1921 |
Un travail de Boukharine récapitulant les acquis du marxisme. Il servira de manuel de formation de base aux militants communistes durant les années de construction des sections de l'Internationale Communiste. |
La théorie du matérialisme historique
L'équilibre entre la société et la nature
Si nous examinons maintenant tout le processus dans son ensemble, nous verrons que le processus de reproduction est un processus de rupture et de rétablissement constant de l'équilibre entre la société et la nature.
Marx distingue la reproduction simple et la reproduction élargie.
Quand avons-nous affaire à la reproduction simple ?
Comme nous le savons, dans un processus de production, des moyens de production sont consommés (on travaille la matière première, on emploie différentes matières, telles que les huiles lubrifiantes, les chiffons, etc. ; les machines elles-mêmes, les bâtiments où les travaux sont exécutés, les instruments de travail et leurs pièces détachées s'usent) ; d'autre part on dépense aussi de la force de travail (quand les hommes travaillent, ils s'usent aussi à leur tour, leur force de travail se consume et certaines dépenses sont nécessaires pour reconstituer cette force). Pour que le processus de la production puisse continuer, il faut qu'au cours de ce processus, et par lui-même, soit reproduit ce qui a été usé par lui. Ainsi, par exemple, on emploie dans l'industrie textile, comme matière première, le coton ; les métiers à tisser s'usent. Pour que la production puisse continuer, il faut qu'en même temps, on récolte de nouveau du coton et qu'on construise des métiers.

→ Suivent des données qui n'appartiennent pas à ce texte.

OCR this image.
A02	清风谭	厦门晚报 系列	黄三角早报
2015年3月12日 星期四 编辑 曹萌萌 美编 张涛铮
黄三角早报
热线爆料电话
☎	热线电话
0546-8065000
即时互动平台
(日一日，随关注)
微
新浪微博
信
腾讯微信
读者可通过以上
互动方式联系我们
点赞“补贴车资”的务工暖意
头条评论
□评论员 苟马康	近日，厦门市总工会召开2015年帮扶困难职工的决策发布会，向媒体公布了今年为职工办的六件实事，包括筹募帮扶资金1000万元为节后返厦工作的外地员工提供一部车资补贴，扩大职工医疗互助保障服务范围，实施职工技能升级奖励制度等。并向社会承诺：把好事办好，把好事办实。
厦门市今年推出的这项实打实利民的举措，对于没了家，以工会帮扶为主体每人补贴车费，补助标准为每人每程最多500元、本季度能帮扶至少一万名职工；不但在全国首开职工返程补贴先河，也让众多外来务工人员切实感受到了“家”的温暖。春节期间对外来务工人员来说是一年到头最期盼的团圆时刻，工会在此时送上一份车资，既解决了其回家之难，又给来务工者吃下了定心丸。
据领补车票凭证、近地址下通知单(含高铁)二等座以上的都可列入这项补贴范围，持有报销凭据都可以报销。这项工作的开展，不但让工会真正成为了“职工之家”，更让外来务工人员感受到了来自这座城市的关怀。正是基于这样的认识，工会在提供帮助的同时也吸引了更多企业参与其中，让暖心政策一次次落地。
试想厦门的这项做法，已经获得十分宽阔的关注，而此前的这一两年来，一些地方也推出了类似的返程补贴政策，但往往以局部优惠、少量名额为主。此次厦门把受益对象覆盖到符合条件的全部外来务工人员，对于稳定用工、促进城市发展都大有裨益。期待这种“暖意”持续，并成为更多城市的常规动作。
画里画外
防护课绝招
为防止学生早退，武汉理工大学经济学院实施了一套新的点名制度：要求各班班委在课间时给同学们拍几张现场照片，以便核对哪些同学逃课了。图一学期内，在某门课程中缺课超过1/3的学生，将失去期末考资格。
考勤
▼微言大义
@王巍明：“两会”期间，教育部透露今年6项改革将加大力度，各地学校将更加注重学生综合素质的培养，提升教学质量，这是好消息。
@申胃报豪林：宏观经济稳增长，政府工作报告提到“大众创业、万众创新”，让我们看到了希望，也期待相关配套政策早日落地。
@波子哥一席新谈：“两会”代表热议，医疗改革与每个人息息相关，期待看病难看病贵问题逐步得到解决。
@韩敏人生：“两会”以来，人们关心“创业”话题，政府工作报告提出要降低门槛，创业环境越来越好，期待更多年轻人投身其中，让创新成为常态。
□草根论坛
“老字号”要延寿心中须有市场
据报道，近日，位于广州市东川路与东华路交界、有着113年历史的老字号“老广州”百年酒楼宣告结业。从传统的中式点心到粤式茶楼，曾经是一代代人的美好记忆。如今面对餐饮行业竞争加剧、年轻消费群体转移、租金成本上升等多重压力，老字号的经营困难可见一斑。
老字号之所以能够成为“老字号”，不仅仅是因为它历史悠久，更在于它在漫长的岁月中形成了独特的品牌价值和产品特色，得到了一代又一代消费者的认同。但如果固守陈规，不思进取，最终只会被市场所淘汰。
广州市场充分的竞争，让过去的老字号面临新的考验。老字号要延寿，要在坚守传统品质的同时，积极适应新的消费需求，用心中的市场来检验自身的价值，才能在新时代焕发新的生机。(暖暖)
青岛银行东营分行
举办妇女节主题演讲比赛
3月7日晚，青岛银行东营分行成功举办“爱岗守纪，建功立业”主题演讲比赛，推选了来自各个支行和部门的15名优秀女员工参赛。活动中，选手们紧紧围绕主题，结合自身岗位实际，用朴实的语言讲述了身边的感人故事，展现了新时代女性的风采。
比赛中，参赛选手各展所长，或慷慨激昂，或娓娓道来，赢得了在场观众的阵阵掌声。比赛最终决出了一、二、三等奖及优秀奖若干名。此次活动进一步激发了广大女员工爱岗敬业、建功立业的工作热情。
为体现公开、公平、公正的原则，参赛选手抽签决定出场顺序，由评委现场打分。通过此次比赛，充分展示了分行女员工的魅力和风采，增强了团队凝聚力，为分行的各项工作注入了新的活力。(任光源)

D'un côté, le coton disparaît pour se transformer en tissu ; d'un autre côté le tissu disparaît (il est usé par les ouvriers, etc.) et le coton reparaît. D'un côté les métiers disparaissent, et réapparaissent d'un autre côté. En d'autres termes, les éléments nécessaires de production, une fois usés, doivent être reconstitués d'autre part. Il faut pourvoir constamment au remplacement de tout ce qui est nécessaire à la production. Si ce remplacement est réalisé dans la même proportion où se produit la dépense, nous avons alors une reproduction simple. Ceci correspond à une situation où la productivité du travail social reste invariable ; les forces productives ne changent pas, la société ne marche ni en avant, ni en arrière. Il n'est pas difficile de voir que nous sommes ici en présence d'un équilibre stable entre la société et la nature. Ici, la rupture d'équilibre (les produits disparaissent) et son rétablissement (les produits réapparaissent) se produit constamment ; mais ce rétablissement a toujours lieu sur la même base : on produit juste autant qu'on a dépensé ; on dépense de nouveau autant et on produit de même, etc. La reproduction se fait toujours sur le même rythme.
Les choses se passent autrement lorsque les forces productives grandissent. Alors, comme nous l'avons vu plus haut, une partie du travail social se libère et est employée à élargir la production sociale (on crée des branches nouvelles, on développe les anciennes). Cela veut dire que non seulement les éléments de production qui existaient auparavant, sont remplacés, mais que d'autres éléments nouveaux sont introduits dans le cycle de la production. La production ne suit pas ici le même chemin, le même cycle, mais elle s'élargit. C'est la reproduction élargie. Il est facile de voir que l'équilibre se rétablit ici autrement : on a dépensé une certaine quantité, mais on a produit plus ; on a dépensé plus, on produit encore plus. L'équilibre se rétablit chaque fois sur une base nouvelle, plus large. C'est un équilibre mobile avec un résultat positif.
Enfin, un troisième cas se présente; celui d'une baisse des forces productives. Ici, le processus de reproduction marche en arrière: on reproduit de moins en moins. On a consommé tant, on a produit moins; on a consommé moins, on a produit encore moins.
Ici, la reproduction ne suit pas le même mouvement circulaire. Elle ne s'élargit pas, au contraire ; le cercle devient de plus en plus étroit ; la base vitale de la société se rétrécit de plus en plus ; l'équilibre entre la société et la nature se rétablit sur une base nouvelle, mais cette base diminue de plus en plus.
En même temps, la société elle-même ne s'adapte à cette base vitale rétrécie qu'au prix d'une destruction partielle d'elle-même. Nous avons ici un équilibre mobile négatif. La reproduction dans ce cas peut être appelée reproduction élargie négative ou bien sous-production élargie.
Nous avons examiné cette question sur toutes ses faces, et partout nous avons vit la même chose. Tout se réduit, par conséquent, au caractère de l'équilibre entre la société et la nature. Les forces productives servant d'indice précis d'équilibre, nous pouvons juger d'après elles du caractère de l'équilibre. Il est aussi évident qu'on en peut dire autant de la technique de la société.